Damien G Walter has discovered something that sounds very interesting indeed: Shock, a ‘social science fiction’ roleplaying game. Go to the linked site for the full low-down, but for now, Walter explains:

Shock is a framework that has its players improvise science fiction scenarios based on the interactions and conflicts of certain Issues (slavery, imperialism etc etc) and Shocks (replicants, mind transfer) and Minutia. Or in other words, the gamut of tropes drawn from more than a century of science fiction.

[…]

As i read the handbook Shock is making me think some things. It is making me think that science fiction is powered by a small number of essential processes, and Shock does a good job of pinpointing what they are. It also makes me think that if we can accurately describe the meta framework of science fiction this way, then the task for science fiction writers is not to keep filling that framework with more stuff, but to start reengineering the framework itself. Don’t keep churning the same old products out of the factory. Don’t even build a new factory. Conceptualise a whole new manufacturing process and see what it produces.
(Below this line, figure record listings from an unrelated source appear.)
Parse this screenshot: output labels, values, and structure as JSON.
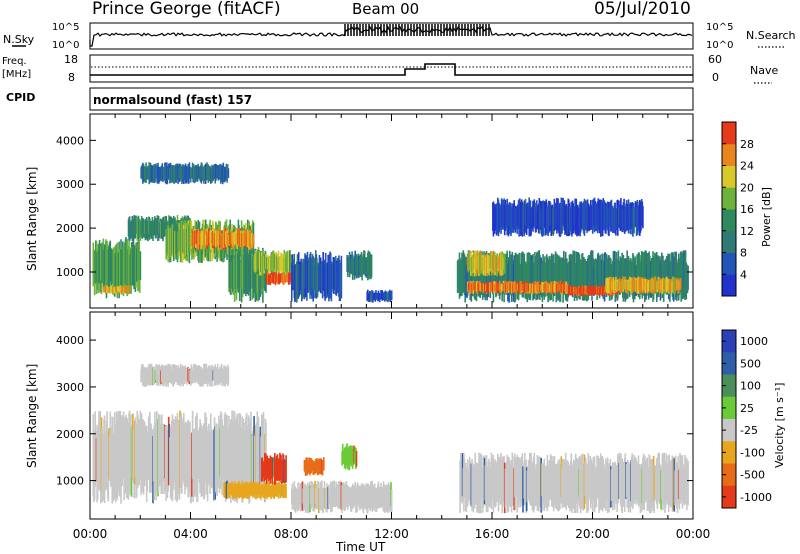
{
  "header": {
    "station": "Prince George (fitACF)",
    "beam": "Beam 00",
    "date": "05/Jul/2010"
  },
  "panels": {
    "nsky": {
      "label": "N.Sky",
      "ticks_left": [
        "10^5",
        "10^0"
      ],
      "ticks_right": [
        "10^5",
        "10^0"
      ],
      "right_label": "N.Search"
    },
    "freq": {
      "label_line1": "Freq.",
      "label_line2": "[MHz]",
      "ticks_left": [
        "18",
        "8"
      ],
      "ticks_right": [
        "60",
        "0"
      ],
      "right_label": "Nave"
    },
    "cpid": {
      "label": "CPID",
      "value": "normalsound (fast) 157"
    }
  },
  "colors": {
    "power": [
      "#2233cc",
      "#2255b8",
      "#2f7a74",
      "#2e8a5e",
      "#6db33b",
      "#d8c829",
      "#e8851c",
      "#e43a1a"
    ],
    "velocity_gray": "#c2c2c2",
    "ground_scatter": "#bebebe"
  },
  "chart_data": [
    {
      "type": "heatmap",
      "title": "",
      "xlabel": "Time UT",
      "ylabel": "Slant Range [km]",
      "x_ticks": [
        "00:00",
        "04:00",
        "08:00",
        "12:00",
        "16:00",
        "20:00",
        "00:00"
      ],
      "y_ticks": [
        "1000",
        "2000",
        "3000",
        "4000"
      ],
      "xlim_hours": [
        0,
        24
      ],
      "ylim_km": [
        180,
        4600
      ],
      "colorbar_label": "Power [dB]",
      "colorbar_ticks": [
        "4",
        "8",
        "12",
        "16",
        "20",
        "24",
        "28"
      ],
      "colorbar_range": [
        0,
        30
      ],
      "regions": [
        {
          "t0": 0.1,
          "t1": 2.0,
          "r0": 400,
          "r1": 1800,
          "level": 14
        },
        {
          "t0": 0.5,
          "t1": 1.6,
          "r0": 500,
          "r1": 700,
          "level": 22
        },
        {
          "t0": 1.5,
          "t1": 4.0,
          "r0": 1700,
          "r1": 2300,
          "level": 12
        },
        {
          "t0": 2.0,
          "t1": 5.5,
          "r0": 3000,
          "r1": 3500,
          "level": 8
        },
        {
          "t0": 3.0,
          "t1": 6.5,
          "r0": 1200,
          "r1": 2200,
          "level": 16
        },
        {
          "t0": 4.0,
          "t1": 6.5,
          "r0": 1500,
          "r1": 2000,
          "level": 24
        },
        {
          "t0": 5.5,
          "t1": 7.0,
          "r0": 300,
          "r1": 1600,
          "level": 13
        },
        {
          "t0": 6.5,
          "t1": 8.0,
          "r0": 900,
          "r1": 1500,
          "level": 18
        },
        {
          "t0": 7.0,
          "t1": 8.3,
          "r0": 700,
          "r1": 1000,
          "level": 27
        },
        {
          "t0": 8.0,
          "t1": 10.0,
          "r0": 300,
          "r1": 1500,
          "level": 6
        },
        {
          "t0": 10.2,
          "t1": 11.2,
          "r0": 800,
          "r1": 1500,
          "level": 10
        },
        {
          "t0": 11.0,
          "t1": 12.0,
          "r0": 300,
          "r1": 600,
          "level": 5
        },
        {
          "t0": 14.6,
          "t1": 23.8,
          "r0": 300,
          "r1": 1500,
          "level": 11
        },
        {
          "t0": 15.0,
          "t1": 19.0,
          "r0": 500,
          "r1": 800,
          "level": 25
        },
        {
          "t0": 19.0,
          "t1": 21.0,
          "r0": 450,
          "r1": 700,
          "level": 28
        },
        {
          "t0": 15.0,
          "t1": 16.5,
          "r0": 900,
          "r1": 1500,
          "level": 20
        },
        {
          "t0": 20.5,
          "t1": 23.5,
          "r0": 500,
          "r1": 900,
          "level": 22
        },
        {
          "t0": 16.0,
          "t1": 22.0,
          "r0": 1800,
          "r1": 2700,
          "level": 4
        }
      ]
    },
    {
      "type": "heatmap",
      "title": "",
      "xlabel": "Time UT",
      "ylabel": "Slant Range [km]",
      "x_ticks": [
        "00:00",
        "04:00",
        "08:00",
        "12:00",
        "16:00",
        "20:00",
        "00:00"
      ],
      "y_ticks": [
        "1000",
        "2000",
        "3000",
        "4000"
      ],
      "xlim_hours": [
        0,
        24
      ],
      "ylim_km": [
        180,
        4600
      ],
      "colorbar_label": "Velocity [m s⁻¹]",
      "colorbar_ticks": [
        "1000",
        "500",
        "100",
        "25",
        "-25",
        "-100",
        "-500",
        "-1000"
      ],
      "colorbar_colors": [
        "#2a3fb8",
        "#2f5ea8",
        "#4a8f5a",
        "#6acb36",
        "#c8c8c8",
        "#e8a61e",
        "#e86c18",
        "#e43a1a"
      ],
      "regions": [
        {
          "t0": 0.1,
          "t1": 7.0,
          "r0": 500,
          "r1": 2500,
          "color": "#c8c8c8"
        },
        {
          "t0": 2.0,
          "t1": 5.5,
          "r0": 3000,
          "r1": 3500,
          "color": "#c8c8c8"
        },
        {
          "t0": 5.3,
          "t1": 7.8,
          "r0": 600,
          "r1": 1000,
          "color": "#e8a61e"
        },
        {
          "t0": 6.8,
          "t1": 7.8,
          "r0": 900,
          "r1": 1600,
          "color": "#e43a1a"
        },
        {
          "t0": 8.5,
          "t1": 9.3,
          "r0": 1100,
          "r1": 1500,
          "color": "#e86c18"
        },
        {
          "t0": 10.0,
          "t1": 10.6,
          "r0": 1200,
          "r1": 1800,
          "color": "#6acb36"
        },
        {
          "t0": 8.0,
          "t1": 12.0,
          "r0": 300,
          "r1": 1000,
          "color": "#c8c8c8"
        },
        {
          "t0": 14.7,
          "t1": 23.8,
          "r0": 300,
          "r1": 1600,
          "color": "#c8c8c8"
        }
      ]
    }
  ]
}
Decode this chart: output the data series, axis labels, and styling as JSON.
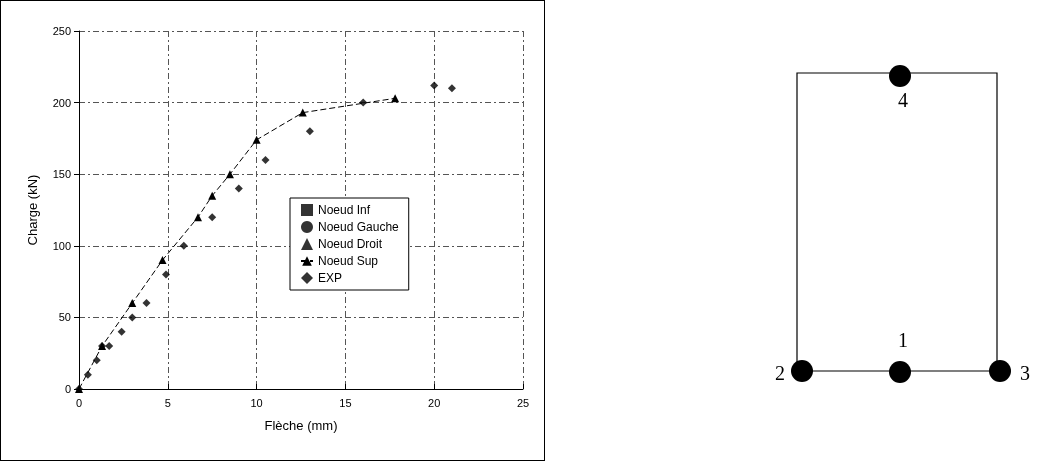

Further unpacking of that last paragraph occurs here:

when we talk about innovation and experimentation, and about moving the SF genre forward, what we tend to mean is inventing new Shocks and exploring new Issues, or using old Shocks to explore new Issues or vice versa. So in Metropolis the Robot shock is used to explore the dehumanising process of industrialisation. A few decades later Philip K Dick uses the same shock to explore human empathy. Or Vernor Vinge describes the Singularity and introduces a brand new shock which a host of other writers then adapt to different uses. And in such ways does the genre advance.

Definite echoes of Superstruct, there… not to mention a new way (or at least a new old way) of thinking about tropes and premises and characters in the context of the genre. Anyone in the audience know anything more about this game?